URC Daily Devotion Thursday 6 February 2025

St Luke 11: 37 – 54

While Jesus was speaking, a Pharisee invited him to dine with him; so he went in and took his place at the table. The Pharisee was amazed to see that he did not first wash before dinner. Then the Lord said to him, ‘Now you Pharisees clean the outside of the cup and of the dish, but inside you are full of greed and wickedness. You fools! Did not the one who made the outside make the inside also? So give for alms those things that are within; and see, everything will be clean for you. ‘But woe to you Pharisees! For you tithe mint and rue and herbs of all kinds, and neglect justice and the love of God; it is these you ought to have practised, without neglecting the others. Woe to you Pharisees! For you love to have the seat of honour in the synagogues and to be greeted with respect in the market-places. Woe to you! For you are like unmarked graves, and people walk over them without realizing it.’ One of the lawyers answered him, ‘Teacher, when you say these things, you insult us too.’  And he said, ‘Woe also to you lawyers! For you load people with burdens hard to bear, and you yourselves do not lift a finger to ease them.  Woe to you! For you build the tombs of the prophets whom your ancestors killed.  So you are witnesses and approve of the deeds of your ancestors; for they killed them, and you build their tombs.  Therefore also the Wisdom of God said, “I will send them prophets and apostles, some of whom they will kill and persecute”,  so that this generation may be charged with the blood of all the prophets shed since the foundation of the world,  from the blood of Abel to the blood of Zechariah, who perished between the altar and the sanctuary. Yes, I tell you, it will be charged against this generation.  Woe to you lawyers! For you have taken away the key of knowledge; you did not enter yourselves, and you hindered those who were entering.’ When he went outside, the scribes and the Pharisees began to be very hostile towards him and to cross-examine him about many things, lying in wait for him, to catch him in something he might say.

Reflection
         
What an uncomfortable Dinner Party: first the host criticises the guest and then the guest harangues the host. Perhaps we should note that New Testament writers did not have the space available to modern authors who seem too often to confuse quantity with quality! Luke may have chosen to set records of Jesus’s criticism of those who elevated actions over intentions within this social occasion; whenever it was that Jesus criticised the Pharisees and lawyers we need not question the report that they “began to be very hostile towards him.”

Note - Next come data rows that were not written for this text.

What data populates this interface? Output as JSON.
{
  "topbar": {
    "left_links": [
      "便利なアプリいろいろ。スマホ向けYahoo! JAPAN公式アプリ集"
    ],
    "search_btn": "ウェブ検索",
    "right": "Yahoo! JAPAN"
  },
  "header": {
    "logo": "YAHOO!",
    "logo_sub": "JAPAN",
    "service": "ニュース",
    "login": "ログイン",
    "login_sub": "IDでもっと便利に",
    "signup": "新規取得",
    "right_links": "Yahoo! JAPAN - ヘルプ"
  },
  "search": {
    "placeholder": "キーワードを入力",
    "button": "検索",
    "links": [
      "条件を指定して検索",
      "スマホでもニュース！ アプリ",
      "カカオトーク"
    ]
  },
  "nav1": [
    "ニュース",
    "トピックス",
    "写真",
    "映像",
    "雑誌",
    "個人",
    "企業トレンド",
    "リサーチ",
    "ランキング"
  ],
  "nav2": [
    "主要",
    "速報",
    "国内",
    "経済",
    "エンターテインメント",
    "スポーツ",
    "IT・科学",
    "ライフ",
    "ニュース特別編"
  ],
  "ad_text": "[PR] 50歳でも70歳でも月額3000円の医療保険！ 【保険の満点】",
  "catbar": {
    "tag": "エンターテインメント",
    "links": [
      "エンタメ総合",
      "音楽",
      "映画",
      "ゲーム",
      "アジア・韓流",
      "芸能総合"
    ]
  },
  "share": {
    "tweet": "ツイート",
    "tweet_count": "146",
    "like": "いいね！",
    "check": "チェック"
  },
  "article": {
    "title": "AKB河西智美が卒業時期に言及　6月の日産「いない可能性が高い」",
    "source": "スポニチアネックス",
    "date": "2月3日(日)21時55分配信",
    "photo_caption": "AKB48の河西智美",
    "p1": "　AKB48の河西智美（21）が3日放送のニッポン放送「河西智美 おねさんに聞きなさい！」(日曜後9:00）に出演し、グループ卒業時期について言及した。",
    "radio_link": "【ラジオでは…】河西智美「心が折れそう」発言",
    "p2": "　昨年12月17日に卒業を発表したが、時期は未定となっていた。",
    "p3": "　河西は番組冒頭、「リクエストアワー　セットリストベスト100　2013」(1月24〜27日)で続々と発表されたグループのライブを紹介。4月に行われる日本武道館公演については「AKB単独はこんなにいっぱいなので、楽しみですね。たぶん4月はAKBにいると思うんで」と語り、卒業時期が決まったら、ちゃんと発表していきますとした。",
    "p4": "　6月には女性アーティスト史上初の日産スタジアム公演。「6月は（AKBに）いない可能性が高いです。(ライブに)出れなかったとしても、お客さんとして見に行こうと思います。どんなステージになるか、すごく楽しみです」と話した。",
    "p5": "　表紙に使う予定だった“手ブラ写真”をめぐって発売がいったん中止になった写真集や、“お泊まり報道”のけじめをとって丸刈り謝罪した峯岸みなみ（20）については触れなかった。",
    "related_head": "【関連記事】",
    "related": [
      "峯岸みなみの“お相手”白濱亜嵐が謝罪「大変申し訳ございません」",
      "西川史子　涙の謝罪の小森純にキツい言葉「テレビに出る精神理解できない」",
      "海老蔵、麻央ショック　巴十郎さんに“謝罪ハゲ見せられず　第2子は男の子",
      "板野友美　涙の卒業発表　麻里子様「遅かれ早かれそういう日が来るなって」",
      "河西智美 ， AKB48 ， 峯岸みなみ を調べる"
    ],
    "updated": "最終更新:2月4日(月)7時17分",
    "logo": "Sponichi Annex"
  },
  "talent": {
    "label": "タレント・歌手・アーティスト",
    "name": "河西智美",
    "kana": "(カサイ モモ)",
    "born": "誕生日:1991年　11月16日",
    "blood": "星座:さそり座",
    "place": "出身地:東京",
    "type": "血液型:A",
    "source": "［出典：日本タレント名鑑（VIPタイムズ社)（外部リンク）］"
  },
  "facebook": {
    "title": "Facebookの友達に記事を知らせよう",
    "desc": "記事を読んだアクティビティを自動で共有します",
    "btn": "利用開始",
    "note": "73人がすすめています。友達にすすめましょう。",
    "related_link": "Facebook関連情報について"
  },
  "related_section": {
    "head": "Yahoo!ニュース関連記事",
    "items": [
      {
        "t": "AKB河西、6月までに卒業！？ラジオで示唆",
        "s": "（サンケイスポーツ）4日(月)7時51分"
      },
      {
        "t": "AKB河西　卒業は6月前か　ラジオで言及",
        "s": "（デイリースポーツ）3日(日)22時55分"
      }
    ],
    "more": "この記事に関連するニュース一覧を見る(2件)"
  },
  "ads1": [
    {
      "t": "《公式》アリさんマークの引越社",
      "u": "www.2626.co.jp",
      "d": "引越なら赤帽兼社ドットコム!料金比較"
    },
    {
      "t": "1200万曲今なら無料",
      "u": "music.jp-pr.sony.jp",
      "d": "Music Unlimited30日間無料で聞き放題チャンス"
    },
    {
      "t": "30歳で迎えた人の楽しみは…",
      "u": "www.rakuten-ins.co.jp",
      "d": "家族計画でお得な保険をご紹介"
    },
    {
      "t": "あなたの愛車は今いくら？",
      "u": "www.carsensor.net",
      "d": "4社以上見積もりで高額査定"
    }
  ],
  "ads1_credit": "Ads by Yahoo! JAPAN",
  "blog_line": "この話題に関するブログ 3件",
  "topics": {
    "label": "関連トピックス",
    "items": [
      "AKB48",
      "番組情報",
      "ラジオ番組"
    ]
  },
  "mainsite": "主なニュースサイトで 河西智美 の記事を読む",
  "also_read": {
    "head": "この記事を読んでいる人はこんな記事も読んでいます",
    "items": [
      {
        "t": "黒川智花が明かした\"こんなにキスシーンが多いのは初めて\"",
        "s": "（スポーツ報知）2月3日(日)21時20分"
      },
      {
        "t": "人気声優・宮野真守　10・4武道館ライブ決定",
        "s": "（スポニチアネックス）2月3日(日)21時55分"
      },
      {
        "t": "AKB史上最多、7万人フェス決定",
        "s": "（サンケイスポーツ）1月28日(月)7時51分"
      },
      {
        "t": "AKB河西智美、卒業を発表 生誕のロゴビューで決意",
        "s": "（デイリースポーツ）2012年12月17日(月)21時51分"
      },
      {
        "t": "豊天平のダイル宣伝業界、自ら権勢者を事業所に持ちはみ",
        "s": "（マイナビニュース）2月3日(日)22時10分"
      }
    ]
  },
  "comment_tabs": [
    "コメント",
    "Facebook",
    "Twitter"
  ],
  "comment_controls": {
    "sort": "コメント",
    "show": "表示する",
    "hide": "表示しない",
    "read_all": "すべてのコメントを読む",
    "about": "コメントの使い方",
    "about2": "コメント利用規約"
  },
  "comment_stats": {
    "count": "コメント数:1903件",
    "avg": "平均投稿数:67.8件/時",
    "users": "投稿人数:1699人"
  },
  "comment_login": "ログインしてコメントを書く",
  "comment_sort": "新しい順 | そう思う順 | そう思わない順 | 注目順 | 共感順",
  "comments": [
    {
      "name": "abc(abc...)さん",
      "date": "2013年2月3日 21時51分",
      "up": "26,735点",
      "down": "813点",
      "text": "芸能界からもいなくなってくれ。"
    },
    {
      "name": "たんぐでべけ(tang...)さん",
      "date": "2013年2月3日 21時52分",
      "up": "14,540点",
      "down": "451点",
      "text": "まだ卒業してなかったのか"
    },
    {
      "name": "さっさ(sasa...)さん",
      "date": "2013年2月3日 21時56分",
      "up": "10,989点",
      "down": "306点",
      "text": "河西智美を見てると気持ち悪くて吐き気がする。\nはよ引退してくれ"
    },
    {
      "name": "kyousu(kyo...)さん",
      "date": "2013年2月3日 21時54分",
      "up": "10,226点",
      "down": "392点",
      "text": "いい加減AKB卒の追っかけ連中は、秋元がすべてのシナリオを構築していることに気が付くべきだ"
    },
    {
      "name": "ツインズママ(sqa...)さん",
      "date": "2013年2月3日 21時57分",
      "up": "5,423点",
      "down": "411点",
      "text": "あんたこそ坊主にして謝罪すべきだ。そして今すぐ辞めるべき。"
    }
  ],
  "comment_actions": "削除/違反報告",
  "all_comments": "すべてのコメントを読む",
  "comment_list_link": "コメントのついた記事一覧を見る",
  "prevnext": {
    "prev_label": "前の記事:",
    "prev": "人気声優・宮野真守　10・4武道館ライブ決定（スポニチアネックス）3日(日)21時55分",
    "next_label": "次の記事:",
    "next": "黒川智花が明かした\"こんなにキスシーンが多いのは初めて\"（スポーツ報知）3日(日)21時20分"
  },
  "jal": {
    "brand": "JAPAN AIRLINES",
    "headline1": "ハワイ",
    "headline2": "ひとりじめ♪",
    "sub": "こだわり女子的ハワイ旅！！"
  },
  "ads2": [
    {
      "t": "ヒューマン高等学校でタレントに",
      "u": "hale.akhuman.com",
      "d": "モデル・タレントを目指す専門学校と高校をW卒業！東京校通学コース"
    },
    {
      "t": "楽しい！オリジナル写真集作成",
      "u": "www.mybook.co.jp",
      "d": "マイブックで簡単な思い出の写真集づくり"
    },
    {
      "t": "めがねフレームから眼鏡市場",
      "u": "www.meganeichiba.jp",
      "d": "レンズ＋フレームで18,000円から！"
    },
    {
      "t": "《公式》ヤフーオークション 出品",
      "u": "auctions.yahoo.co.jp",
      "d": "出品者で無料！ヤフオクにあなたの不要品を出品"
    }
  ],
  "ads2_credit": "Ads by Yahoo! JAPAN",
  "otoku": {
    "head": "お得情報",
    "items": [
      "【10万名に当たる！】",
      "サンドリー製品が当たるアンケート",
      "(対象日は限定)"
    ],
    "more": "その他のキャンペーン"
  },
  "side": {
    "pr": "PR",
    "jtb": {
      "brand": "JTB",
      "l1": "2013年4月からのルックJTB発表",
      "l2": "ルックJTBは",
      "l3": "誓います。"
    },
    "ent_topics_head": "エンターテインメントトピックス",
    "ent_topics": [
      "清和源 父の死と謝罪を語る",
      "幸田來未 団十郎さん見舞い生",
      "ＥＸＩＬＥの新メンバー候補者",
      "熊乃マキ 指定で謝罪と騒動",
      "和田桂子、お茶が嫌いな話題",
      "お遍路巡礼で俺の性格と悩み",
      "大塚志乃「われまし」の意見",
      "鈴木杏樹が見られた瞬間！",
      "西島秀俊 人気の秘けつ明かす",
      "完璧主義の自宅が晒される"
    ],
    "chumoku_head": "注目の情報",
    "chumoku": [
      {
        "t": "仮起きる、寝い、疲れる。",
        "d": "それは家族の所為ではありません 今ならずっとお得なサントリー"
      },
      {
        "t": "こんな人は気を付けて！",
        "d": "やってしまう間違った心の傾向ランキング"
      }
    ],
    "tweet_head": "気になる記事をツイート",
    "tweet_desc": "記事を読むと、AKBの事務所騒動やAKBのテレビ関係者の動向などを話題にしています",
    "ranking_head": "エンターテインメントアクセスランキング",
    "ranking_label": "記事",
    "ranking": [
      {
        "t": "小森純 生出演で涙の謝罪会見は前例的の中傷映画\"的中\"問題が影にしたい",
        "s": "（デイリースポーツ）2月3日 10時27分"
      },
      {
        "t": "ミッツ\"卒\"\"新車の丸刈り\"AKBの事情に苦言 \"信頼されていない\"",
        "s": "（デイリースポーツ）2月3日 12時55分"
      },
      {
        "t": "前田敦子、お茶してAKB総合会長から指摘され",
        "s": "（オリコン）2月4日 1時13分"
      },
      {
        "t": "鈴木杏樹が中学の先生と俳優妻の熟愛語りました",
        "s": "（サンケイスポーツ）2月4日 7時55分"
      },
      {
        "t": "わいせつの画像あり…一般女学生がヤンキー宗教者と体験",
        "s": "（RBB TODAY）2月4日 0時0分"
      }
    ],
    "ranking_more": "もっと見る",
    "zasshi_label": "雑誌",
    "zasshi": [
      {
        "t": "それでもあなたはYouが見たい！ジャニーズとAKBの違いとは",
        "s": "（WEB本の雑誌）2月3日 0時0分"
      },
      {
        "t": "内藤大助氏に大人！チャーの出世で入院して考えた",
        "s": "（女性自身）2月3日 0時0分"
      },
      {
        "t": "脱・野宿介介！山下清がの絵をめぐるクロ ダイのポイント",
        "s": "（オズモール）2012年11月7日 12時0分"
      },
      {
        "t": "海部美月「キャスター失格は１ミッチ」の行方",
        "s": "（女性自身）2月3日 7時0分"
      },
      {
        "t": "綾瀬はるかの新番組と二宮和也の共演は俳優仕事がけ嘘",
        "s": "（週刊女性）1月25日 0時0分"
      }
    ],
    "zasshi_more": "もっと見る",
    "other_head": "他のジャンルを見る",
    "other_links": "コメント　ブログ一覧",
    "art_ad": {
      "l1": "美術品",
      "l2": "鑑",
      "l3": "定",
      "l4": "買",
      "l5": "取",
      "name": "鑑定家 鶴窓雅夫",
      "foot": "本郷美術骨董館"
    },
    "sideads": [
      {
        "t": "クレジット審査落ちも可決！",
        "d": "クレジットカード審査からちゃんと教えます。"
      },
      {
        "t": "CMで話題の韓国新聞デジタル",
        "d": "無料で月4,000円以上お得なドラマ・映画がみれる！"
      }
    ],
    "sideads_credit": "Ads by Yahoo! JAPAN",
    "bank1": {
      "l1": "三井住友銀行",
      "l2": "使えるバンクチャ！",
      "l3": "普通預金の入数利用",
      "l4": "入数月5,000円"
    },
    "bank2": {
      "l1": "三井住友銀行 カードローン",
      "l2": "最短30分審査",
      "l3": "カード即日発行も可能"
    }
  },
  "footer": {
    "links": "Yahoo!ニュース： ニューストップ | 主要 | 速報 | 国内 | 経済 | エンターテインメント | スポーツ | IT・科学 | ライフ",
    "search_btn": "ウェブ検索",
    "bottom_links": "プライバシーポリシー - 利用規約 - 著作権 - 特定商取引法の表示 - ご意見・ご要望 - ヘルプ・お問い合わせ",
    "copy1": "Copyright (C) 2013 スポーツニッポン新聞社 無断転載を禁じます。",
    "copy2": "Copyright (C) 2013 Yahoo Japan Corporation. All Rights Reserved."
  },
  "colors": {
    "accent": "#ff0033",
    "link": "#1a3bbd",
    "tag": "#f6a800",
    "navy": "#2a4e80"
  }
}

An emphasis on actions over intentions, form over substance; how does this challenge us? The phrase about being treated with respect in the market-places made me reflect – I write this during the year when I am our Town Mayor and can quite enjoy the respect accorded to the office – but am aware of a sense of imposter syndrome. I am still the same flawed human being; how well it has been said that those who stand on their own dignity have a very insecure platform. As Burns put it, “A man’s a man for a’ that.” Maybe I am not the only one who needs to be reminded….

When I was young we had some Devon Motto Ware crockery; the plate inscribed “Actions speak louder than words” seemed to be in my place quite often. When we drill into this passage we may hope that we are “not like that” but however well we succeed in giving a good impression may we be sufficiently self-aware to be honest with God and with ourselves about what we are really like and what our motives are.
 
[GB Caird suggested that the phrase “give for alms those things that are within” arose from a mistranslation of the original Aramaic and should read, “Cleanse the inside and behold all is clean for you” – which is a lot easier to understand.] 

Prayer 

Dear Master, in whose life I see
all that I would, but fail to be,
let thy clear light for ever shine,
to shame and guide this life of mine.
 
Though what I dream and what I do
in my weak days are always two,
help me, oppressed by things undone,
O Thou, whose deeds and dreams were one.